Loggerhead sea turtles, Moreton Island, Australia
The Pacific coast is a prime destination for rewarding dives. While snorkelers can cruise the Whitsunday Islands and hang out with the famous fish called Elvis, divers can swim among loggerhead sea turtles off the coast of Moreton Island. Together with the neighbouring Fraser Island, Moreton forms the largest sand structure in the world.
However, it’s still a relatively secret destination since neighboring Fraser Island is the main draw for thousands of tourists keen to visit the world’s largest sand island.
Sea lions, Galapagos Islands, Ecuador
The Ecuadorian archipelago is a paradise for nature-lovers thanks to its extremely rich biodiversity. Some 2,909 marine species have been identified in its waters, of which 18% are endemic. In short, the islands promise divers an unforgettable experience.
While marine iguanas are the usual must-see when diving in the Galapagos, sportier types can head off a little further to find sea lions, silky sharks, spotted eagle rays, manta rays and sperm whales.
Beluga whales, the White Sea, Russia
Scuba divers don’t need to stick to warm water adventures. Northeast of Saint Petersburg, the White Sea offers a spectacular sight thanks to its population of beluga whales. These intriguing white whales have a distinctive melon-like protuberance on the front of their heads.
The curious creatures sometimes even pop their heads up out of the water to see what’s going on around them. You won’t see belugas in summer, though, as they migrate to warmer waters.
Orcas, the Lofoten Islands, Norway
Often thought of as dangerous predators, killer whales, or orcas, can be easily approached by divers when at ease in their natural habitat. In the waters surrounding Norway’s Lofoten Islands, whale-watchers can set off in search of the creatures from November to February, but don’t bring any tanks, as bubbles will scare the whales away. Organised night dives (with scuba tanks) are also available for a particularly moving experience.

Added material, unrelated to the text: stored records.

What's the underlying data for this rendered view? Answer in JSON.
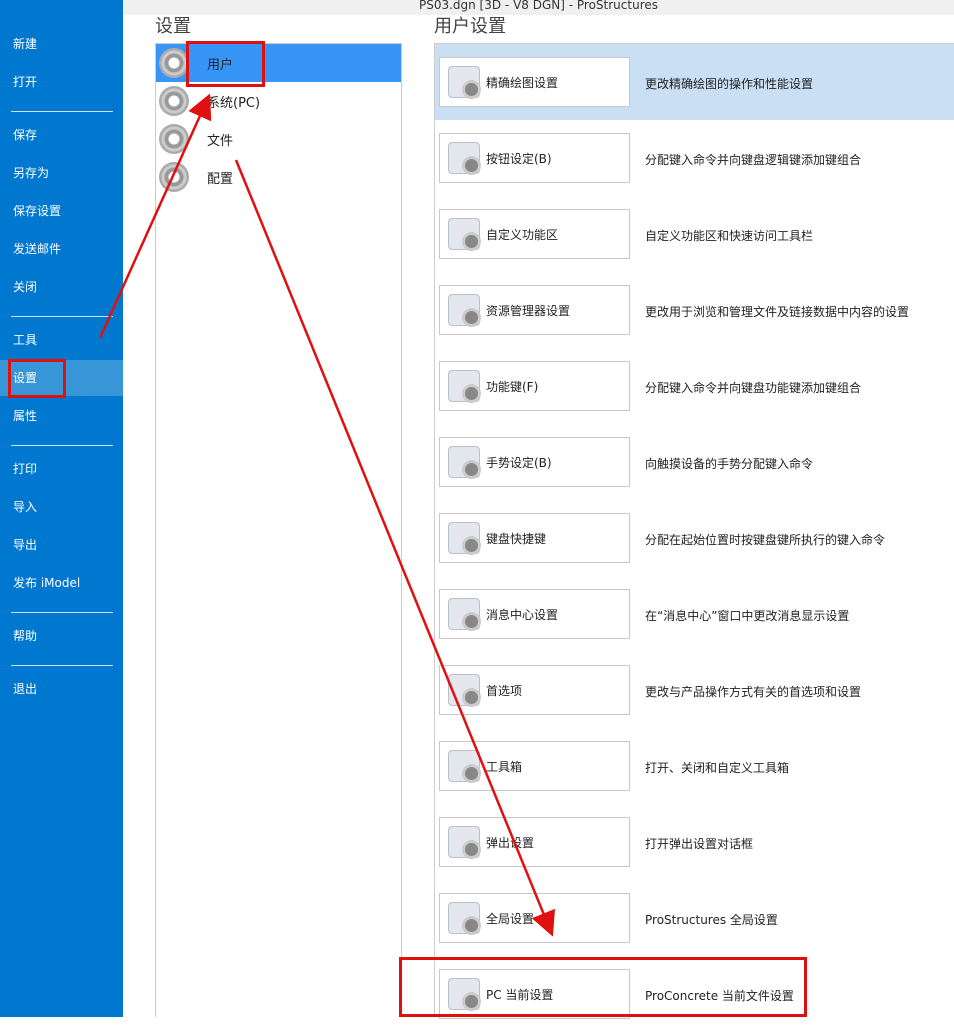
{
  "window_title": "PS03.dgn [3D - V8 DGN] - ProStructures",
  "sidebar": {
    "items": [
      "新建",
      "打开",
      "保存",
      "另存为",
      "保存设置",
      "发送邮件",
      "关闭",
      "工具",
      "设置",
      "属性",
      "打印",
      "导入",
      "导出",
      "发布 iModel",
      "帮助",
      "退出"
    ],
    "selected": "设置"
  },
  "categories": {
    "header": "设置",
    "items": [
      "用户",
      "系统(PC)",
      "文件",
      "配置"
    ],
    "selected": "用户"
  },
  "user_settings": {
    "header": "用户设置",
    "items": [
      {
        "label": "精确绘图设置",
        "desc": "更改精确绘图的操作和性能设置",
        "icon": "accudraw-icon"
      },
      {
        "label": "按钮设定(B)",
        "desc": "分配键入命令并向键盘逻辑键添加键组合",
        "icon": "mouse-icon"
      },
      {
        "label": "自定义功能区",
        "desc": "自定义功能区和快速访问工具栏",
        "icon": "ribbon-icon"
      },
      {
        "label": "资源管理器设置",
        "desc": "更改用于浏览和管理文件及链接数据中内容的设置",
        "icon": "explorer-icon"
      },
      {
        "label": "功能键(F)",
        "desc": "分配键入命令并向键盘功能键添加键组合",
        "icon": "function-key-icon"
      },
      {
        "label": "手势设定(B)",
        "desc": "向触摸设备的手势分配键入命令",
        "icon": "gesture-icon"
      },
      {
        "label": "键盘快捷键",
        "desc": "分配在起始位置时按键盘键所执行的键入命令",
        "icon": "keyboard-icon"
      },
      {
        "label": "消息中心设置",
        "desc": "在“消息中心”窗口中更改消息显示设置",
        "icon": "message-center-icon"
      },
      {
        "label": "首选项",
        "desc": "更改与产品操作方式有关的首选项和设置",
        "icon": "preferences-icon"
      },
      {
        "label": "工具箱",
        "desc": "打开、关闭和自定义工具箱",
        "icon": "toolbox-icon"
      },
      {
        "label": "弹出设置",
        "desc": "打开弹出设置对话框",
        "icon": "popup-icon"
      },
      {
        "label": "全局设置",
        "desc": "ProStructures 全局设置",
        "icon": "global-settings-icon"
      },
      {
        "label": "PC 当前设置",
        "desc": "ProConcrete 当前文件设置",
        "icon": "pc-current-settings-icon"
      }
    ]
  },
  "annotation_color": "#e01010"
}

Blue sharks, the Azores, Portugal
Experienced and adventurous divers can head out in search of the blue shark in the waters of Portugal’s Azores islands. Certain rules must be followed to keep divers safe while observing the sharks under the water, even though this species doesn’t instinctively hunt humans.

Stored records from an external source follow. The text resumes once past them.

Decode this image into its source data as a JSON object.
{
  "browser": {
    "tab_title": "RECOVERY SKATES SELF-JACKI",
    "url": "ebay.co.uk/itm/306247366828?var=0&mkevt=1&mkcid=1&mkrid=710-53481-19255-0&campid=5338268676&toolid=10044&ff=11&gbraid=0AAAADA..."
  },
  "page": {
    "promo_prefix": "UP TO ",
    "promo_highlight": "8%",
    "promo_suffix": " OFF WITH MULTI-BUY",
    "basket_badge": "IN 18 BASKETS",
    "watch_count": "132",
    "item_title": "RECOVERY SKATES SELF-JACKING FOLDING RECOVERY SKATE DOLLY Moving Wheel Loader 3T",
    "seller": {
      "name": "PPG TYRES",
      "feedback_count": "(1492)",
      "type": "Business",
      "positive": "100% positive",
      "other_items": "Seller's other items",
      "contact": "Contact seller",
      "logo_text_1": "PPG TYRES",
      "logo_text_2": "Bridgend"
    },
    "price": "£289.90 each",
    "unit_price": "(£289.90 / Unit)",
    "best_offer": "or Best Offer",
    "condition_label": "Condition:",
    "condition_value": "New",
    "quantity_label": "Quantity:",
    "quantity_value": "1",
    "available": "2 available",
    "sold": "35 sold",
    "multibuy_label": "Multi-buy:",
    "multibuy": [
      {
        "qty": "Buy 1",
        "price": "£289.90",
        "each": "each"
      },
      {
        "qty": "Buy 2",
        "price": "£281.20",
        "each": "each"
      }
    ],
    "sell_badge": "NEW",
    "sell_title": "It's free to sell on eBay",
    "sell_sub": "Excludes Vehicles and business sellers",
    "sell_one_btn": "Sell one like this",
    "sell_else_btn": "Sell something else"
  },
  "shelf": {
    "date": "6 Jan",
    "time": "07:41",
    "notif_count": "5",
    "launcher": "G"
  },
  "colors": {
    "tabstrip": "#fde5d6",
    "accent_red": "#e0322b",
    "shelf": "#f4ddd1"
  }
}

Divers in search of a more laidback experience can still enjoy the Azores, however, since the islands are one of the world’s largest whale sanctuaries. It’s relatively easy to catch a glimpse of toothed whales and sei whales, for example.
Whale sharks, the Maldives
Divers can get up close to the world’s biggest fish, the whale shark, in Zanzibar or the Maldives. This endangered species is harmless to humans and can be observed in the wild, so long as you follow the rules in place to protect it.
Divers will need to head to the whale shark’s favourite haunts, notably lagoons and estuaries, where it feeds on shrimps, plankton and anchovies.
Humpback whales, Zanzibar, Tanzania
Tanzania is a well-known destination for divers thanks to its stunning multicolored coral reefs. As well as the dolphins that follow alongside diving boats, visitors can look for humpback whales during the species’ migration period in August and September.
Hammerhead sharks, French Polynesia
French Polynesia is home to various species of shark, such as the blacktip reef shark, the whitetip reef shark, the lemon shark and more. The hammerhead shark is one of the star sights of Polynesian waters, so long as you visit between November and March.
A dive of around 15 meters is necessary to catch sight of the species. The shark usually hangs out at depths of around 50 meters, but it can swim up if it spots suitable prey. Note that the species is considered not dangerous to humans, though care should be always taken.